Human resources is the area in which Avsec takes the most pride. While other nations pay "screeners" a pittance to sit in front of an x-ray machine and stare at bags all day, Avsec sees that as far too risky.
"I defy anybody to sit there and watch every bag go through an x-ray machine [without getting distracted] for eight hours," says Alexander.
Instead, screening is one of a range of tasks security staff do in a constant rota system to keep them motivated and alert.
Each task, from greeting passengers and putting bags on the conveyer belt, to patrolling the perimeter fences, manning the gate-house and running a team of explosive-detecting dogs, is seen as equally important and staff are trained in all of them.
"Our staff are law-enforcement officers as far as we are concerned.
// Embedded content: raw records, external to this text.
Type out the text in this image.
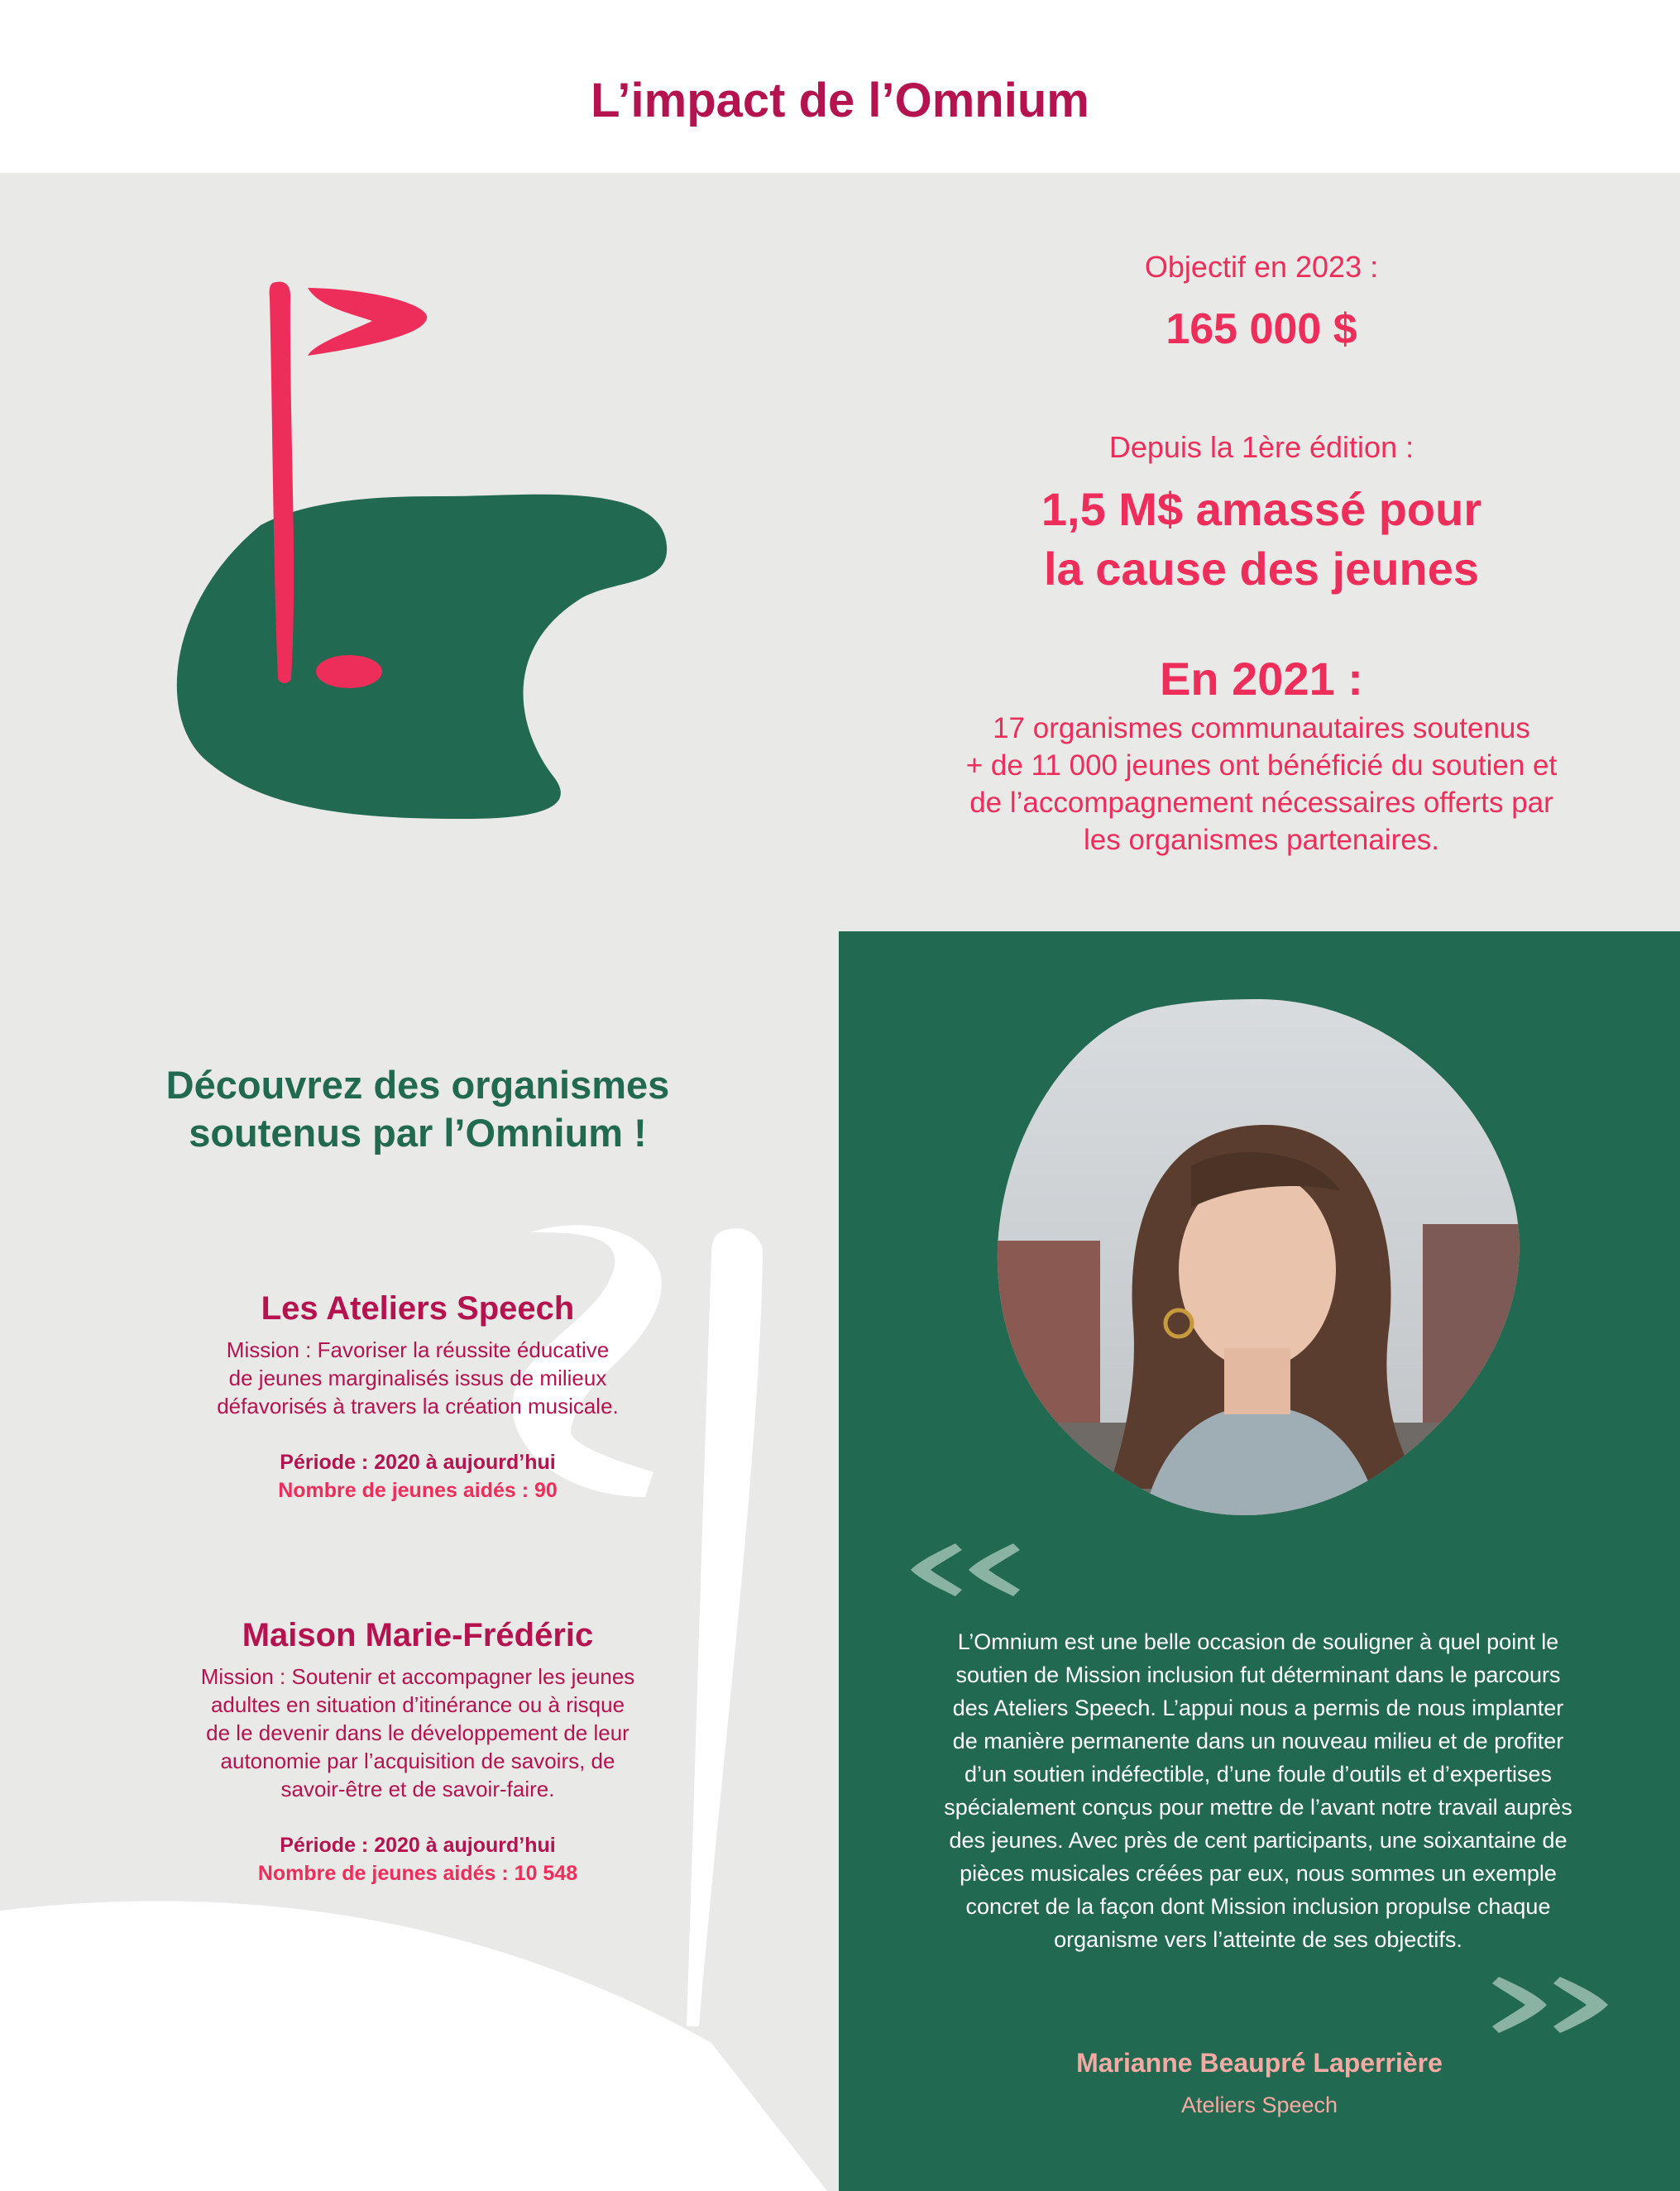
L’impact de l’Omnium
Objectif en 2023 :
165 000 $
Depuis la 1ère édition :
1,5 M$ amassé pour
la cause des jeunes
En 2021 :
17 organismes communautaires soutenus
+ de 11 000 jeunes ont bénéficié du soutien et
de l’accompagnement nécessaires offerts par
les organismes partenaires.
L’Omnium est une belle occasion de souligner à quel point le
soutien de Mission inclusion fut déterminant dans le parcours
des Ateliers Speech. L’appui nous a permis de nous implanter
de manière permanente dans un nouveau milieu et de profiter
d’un soutien indéfectible, d’une foule d’outils et d’expertises
spécialement conçus pour mettre de l’avant notre travail auprès
des jeunes. Avec près de cent participants, une soixantaine de
pièces musicales créées par eux, nous sommes un exemple
concret de la façon dont Mission inclusion propulse chaque
organisme vers l’atteinte de ses objectifs.
Marianne Beaupré Laperrière
Ateliers Speech
Découvrez des organismes
soutenus par l’Omnium !
Les Ateliers Speech
Mission : Favoriser la réussite éducative
de jeunes marginalisés issus de milieux
défavorisés à travers la création musicale.
Période : 2020 à aujourd’hui
Nombre de jeunes aidés : 90
Maison Marie-Frédéric
Mission : Soutenir et accompagner les jeunes
adultes en situation d’itinérance ou à risque
de le devenir dans le développement de leur
autonomie par l’acquisition de savoirs, de
savoir-être et de savoir-faire.
Période : 2020 à aujourd’hui
Nombre de jeunes aidés : 10 548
They do a variety of tasks and they are well paid."
So why is no effort made to screen passengers or bags on domestic flights in New Zealand - a question also posed by Nachum in his defence in the bomb-joke court case.
The Civil Aviation Authority, which advises parliament on these matters, doesn't regard screening of baggage on domestic flights as necessary, mainly because New Zealand has a low hijacking risk because of our geographical isolation.
"You're not going to leap on a BA146 aircraft at Wellington and say, 'I want to go to Havana or Indonesia or even Australia'," says Alexander, "because you are going to have to swim part of the way."
But what's to stop someone with a death-wish or just hellbent on creating chaos from taking a bomb on a flight?
"It's an extreme example," he says, reluctantly admitting that it would probably take a major crime on board a domestic flight before passenger and bag screening would be introduced.
As for the fact his officers remain unarmed, Alexander points out that most airports with armed security guards have a history of hijacking. "The police and the Army are the two agencies in this country that resolve matters with firearms if need be but we are not an armed service."